Kinsey, Bullock introduce legislation to address sickle cell disease
HARRISBURG, Sept. 21 – State Reps. Stephen Kinsey and Pennsylvania Legislative Black Caucus Chair Donna Bullock, both D-Phila., have introduced a resolution to promote greater access and research for sickle cell disease.
Sickle cell disease is an inherited blood disorder that predominately affects African Americans. The disease produces abnormal red blood cell shapes (i.e. crescent or “sickle”) that cause red blood cells to become hard, sticky, and die at an earlier rate than normal red blood cells. This can lead to serious complications among individuals, such as anemia, infections, strokes and more.
There have been new therapies to address sickle cell that have greatly improved in recent years, but Kinsey said he wants it to be more accessible to low-income individuals.

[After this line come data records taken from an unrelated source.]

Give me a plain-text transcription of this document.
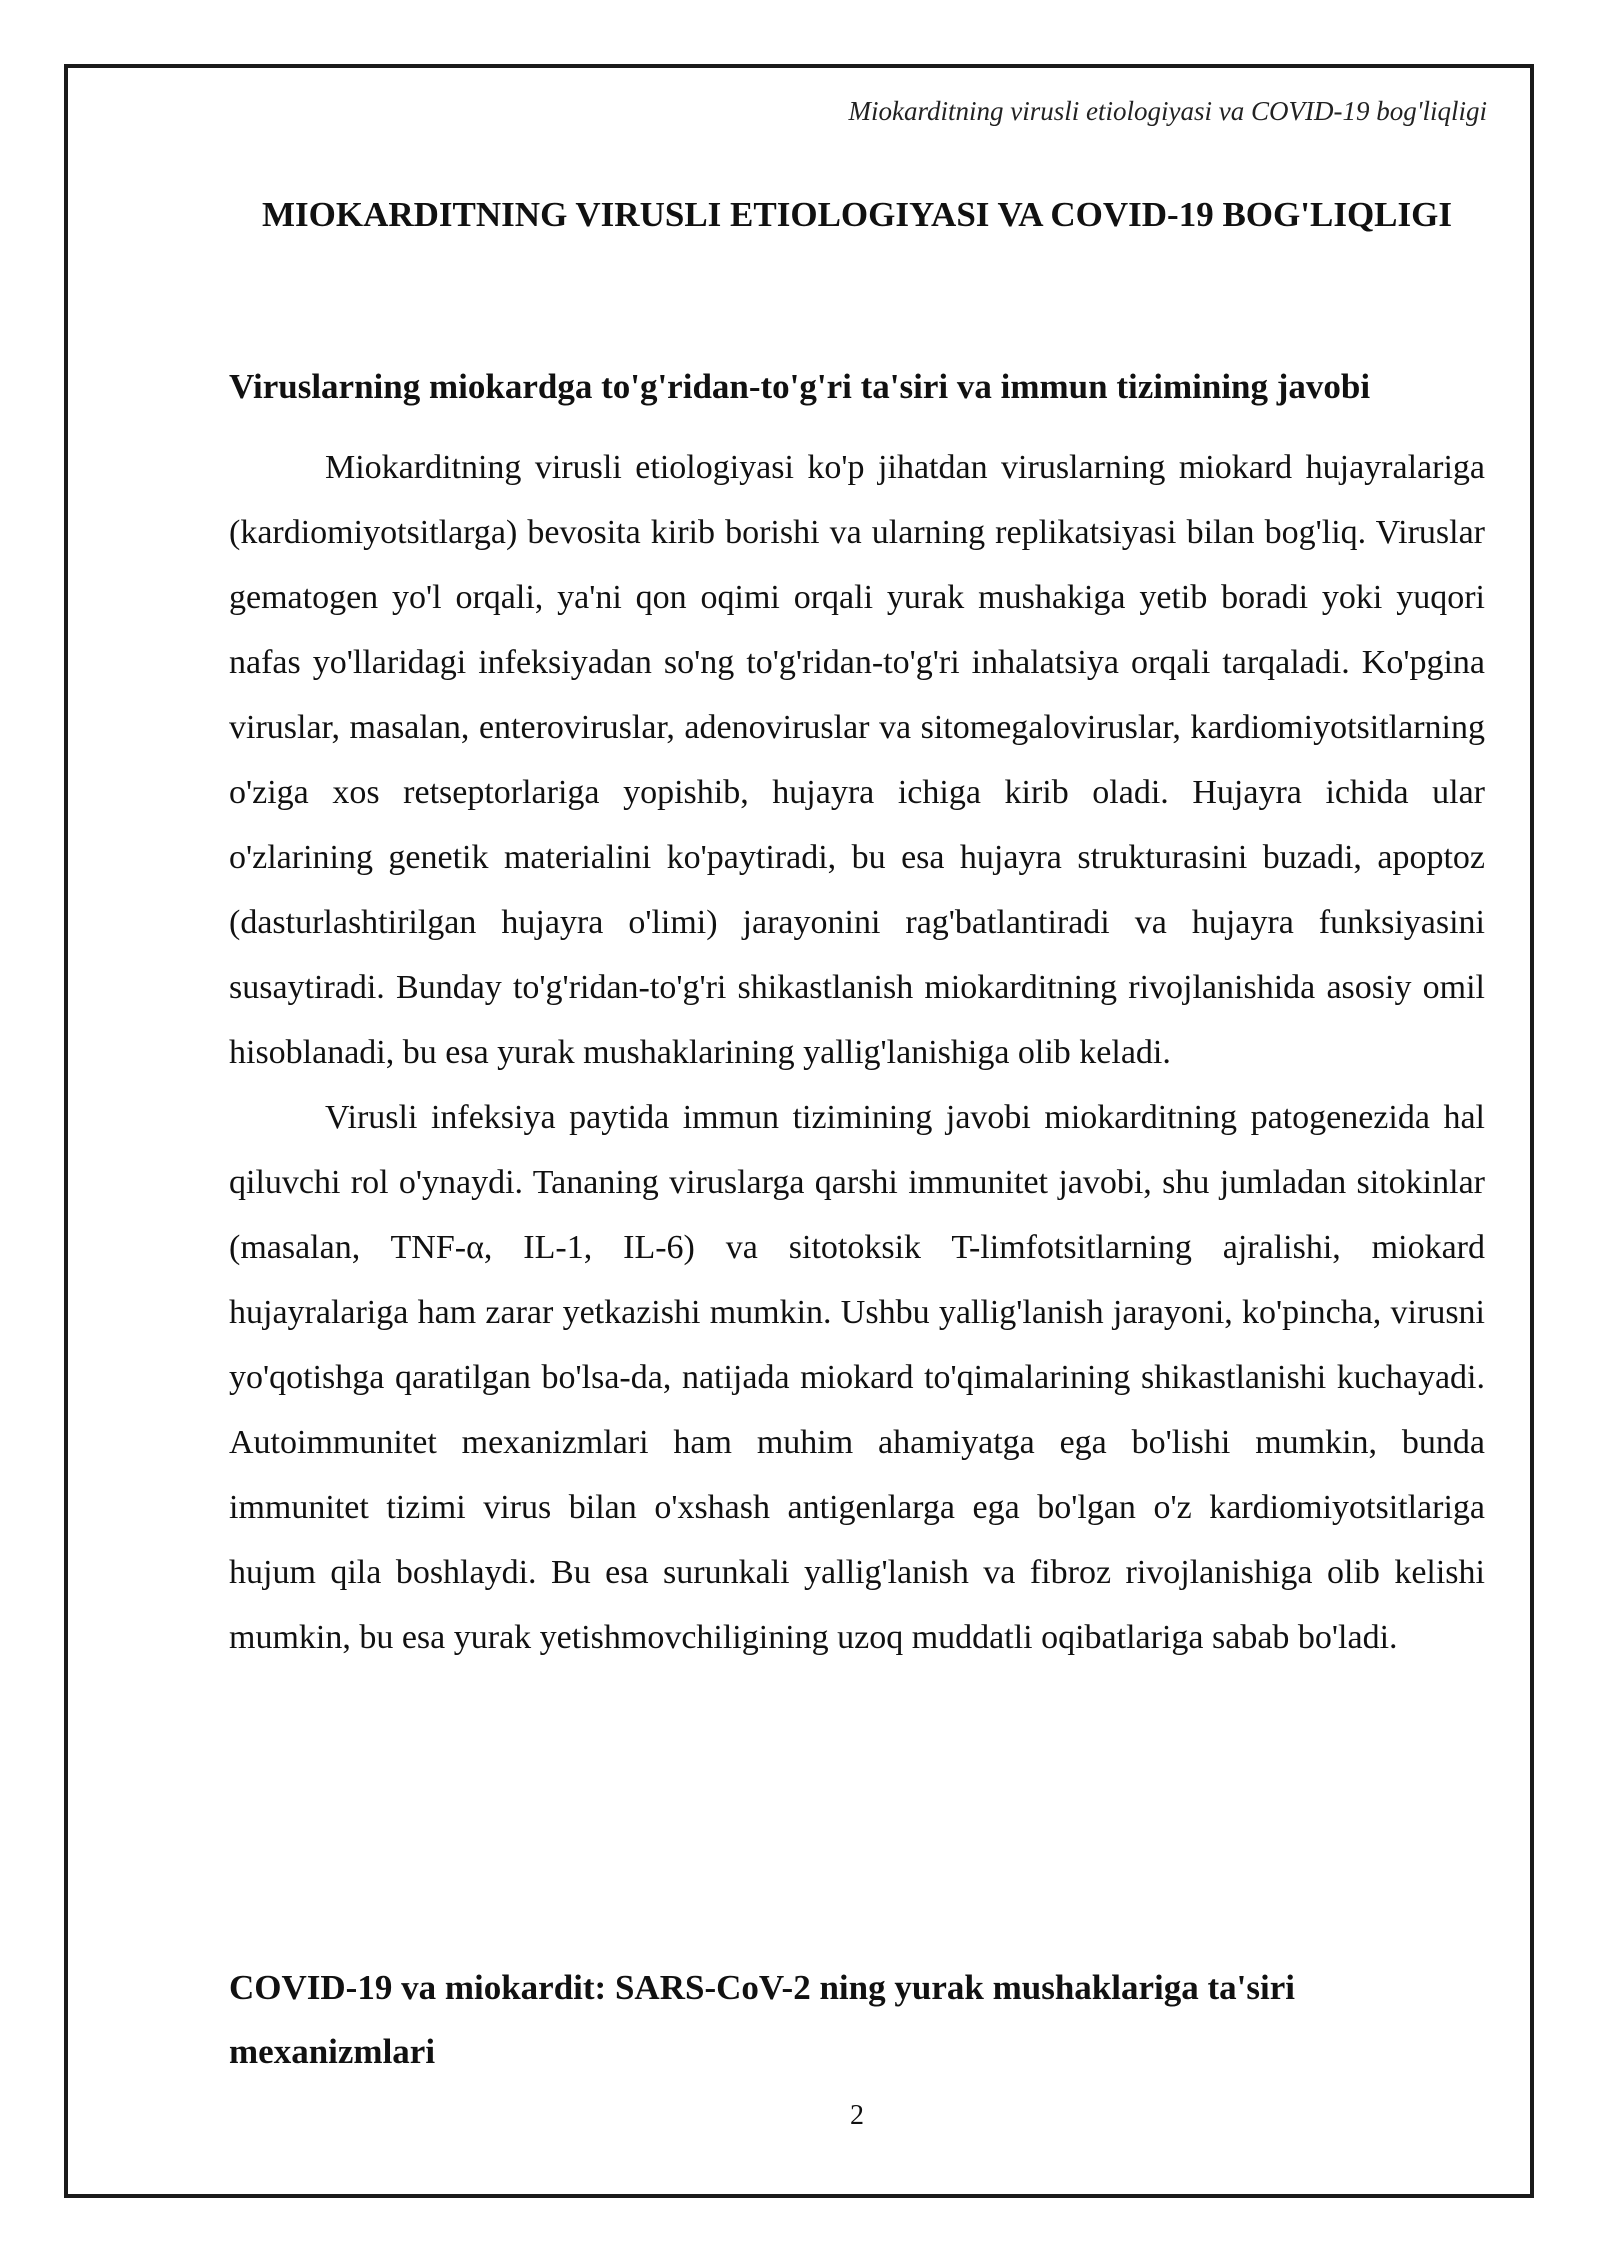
Miokarditning virusli etiologiyasi va COVID-19 bog'liqligi
MIOKARDITNING VIRUSLI ETIOLOGIYASI VA COVID-19 BOG'LIQLIGI
Viruslarning miokardga to'g'ridan-to'g'ri ta'siri va immun tizimining javobi

Miokarditning virusli etiologiyasi ko'p jihatdan viruslarning miokard hujayralariga (kardiomiyotsitlarga) bevosita kirib borishi va ularning replikatsiyasi bilan bog'liq. Viruslar gematogen yo'l orqali, ya'ni qon oqimi orqali yurak mushakiga yetib boradi yoki yuqori nafas yo'llaridagi infeksiyadan so'ng to'g'ridan-to'g'ri inhalatsiya orqali tarqaladi. Ko'pgina viruslar, masalan, enteroviruslar, adenoviruslar va sitomegaloviruslar, kardiomiyotsitlarning o'ziga xos retseptorlariga yopishib, hujayra ichiga kirib oladi. Hujayra ichida ular o'zlarining genetik materialini ko'paytiradi, bu esa hujayra strukturasini buzadi, apoptoz (dasturlashtirilgan hujayra o'limi) jarayonini rag'batlantiradi va hujayra funksiyasini susaytiradi. Bunday to'g'ridan-to'g'ri shikastlanish miokarditning rivojlanishida asosiy omil hisoblanadi, bu esa yurak mushaklarining yallig'lanishiga olib keladi.

Virusli infeksiya paytida immun tizimining javobi miokarditning patogenezida hal qiluvchi rol o'ynaydi. Tananing viruslarga qarshi immunitet javobi, shu jumladan sitokinlar (masalan, TNF-α, IL-1, IL-6) va sitotoksik T-limfotsitlarning ajralishi, miokard hujayralariga ham zarar yetkazishi mumkin. Ushbu yallig'lanish jarayoni, ko'pincha, virusni yo'qotishga qaratilgan bo'lsa-da, natijada miokard to'qimalarining shikastlanishi kuchayadi. Autoimmunitet mexanizmlari ham muhim ahamiyatga ega bo'lishi mumkin, bunda immunitet tizimi virus bilan o'xshash antigenlarga ega bo'lgan o'z kardiomiyotsitlariga hujum qila boshlaydi. Bu esa surunkali yallig'lanish va fibroz rivojlanishiga olib kelishi mumkin, bu esa yurak yetishmovchiligining uzoq muddatli oqibatlariga sabab bo'ladi.

COVID-19 va miokardit: SARS-CoV-2 ning yurak mushaklariga ta'siri mexanizmlari
2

“We need to ensure that folks with sickle cell have access to address their medical needs, and it starts with having them covered by Medicaid and Medicare programs,” Kinsey said. “This disease has affected many Black folks for far too long, and we must make sure that they do not face any barriers when it comes to addressing this disease.”
This resolution would call on federal policymakers to ensure that individuals have access to all medications and forms of treatment, as well as ensure that any new therapies are covered by Medicare and Medicaid programs.
Additionally, this resolution would designate the state Department of Health to conduct a comprehensive and coordinated data collection effort to better understand and quantify the score and impact of sickle cell disease on patients, communities, states and across the nation.
"Pennsylvania Legislative Black Caucus is committed to raising awareness about sickle cell disease and working with patients and advocates to eliminate barriers to research and treatment,” Bullock said. “While there are new advancements in treatment, if patients can’t afford these treatments, what is the point? Included in this resolution is comprehensive data collection that will help everyone understand the true, every day impact this terrible disease has on patients living with it.”